Orthodox und inklusiv

Orthodox und inklusiv
Foto: Kerstin Söderblom
Sexuelle Minderheiten und verschiedene Genderidentitäten sind bisher in den christlich Orthodoxen Kirchen offiziell kaum vorgekommen. Und wenn doch, dann sind die Aussagen zumeist abwertend, verletzend oder ausgrenzend. Ein neues Buch zeigt, dass es dennoch Denk- und Freiräume gibt.

Das Buch „For I Am Wonderfully Made“ (denn ich bin wunderbar gemacht) wurde von drei Mitgliedern vom European Forum of Lesbian, Gay, Bisexual and Transgender Groups herausgegeben: Michael Brinkschröder aus Deutschland, Misha Cherniak aus Russland/Polen und Olga Gerassimenko aus Estland.

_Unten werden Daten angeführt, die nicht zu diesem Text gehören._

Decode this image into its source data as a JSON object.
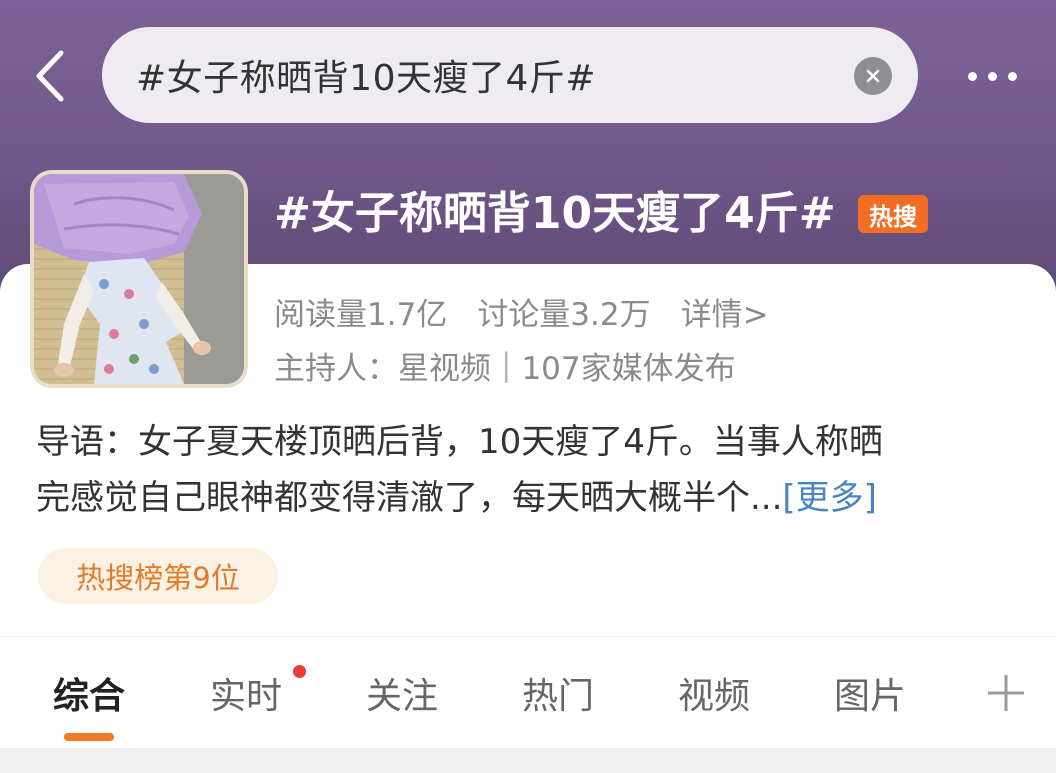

Es ist ein Sammelband, der sich aus theologischen, geisteswissenschaftlichen und persönlichen Perspektiven mit dem Thema Orthodoxe Kirche und Inklusion auseinandersetzt.

Das Buch ist ein Ergebnis der intensiven theologischen und seelsorgerlichen Arbeit des Europäischen Forums mit LSBT Christinnen und Christen aus Mittel- und Osteuropa. Die meisten mittel- und osteuropäischen Länder sind im Europäischen Forum vertreten. Die Mitglieder aus diesen Ländern berichten immer wieder von Diskriminierungserfahrungen und von homo- und transfeindlichen Attacken in Russland, Tschetschenien, Rumänien, Serbien, Moldau, der Ukraine und in anderen Ländern. Daher haben Mitglieder des Europäischen Forums schon vor über zehn Jahren diese Erfahrungen zum Anlass genommen, theologische Summerschools und Trainingsprojekte zu Menschenrechtsfragen und zur Antidiskriminierungsarbeit speziell für Mitglieder und Gläubige Orthodoxer Kirchen anzubieten.

Die meisten osteuropäischen LSBT müssen sowohl innerhalb und als auch außerhalb der Orthodoxen Kirchen ihre Lebensform oder Genderidentität versteckt leben. In manchen Ländern wie in Russland werden sie kriminalisiert und verfolgt. In Tschetschenien wurden im Frühjahr 2017 Lager für (angeblich) schwule Männer eingerichtet. Mehr als hundert Männer sollen nach verschiedenen Berichten gefoltert und ohne Verfahren eingesperrt worden sein. Matthias Albrecht berichtete dazu auch auf evangelisch.de. Bis heute ist nicht geklärt, was aus den Männern geworden ist.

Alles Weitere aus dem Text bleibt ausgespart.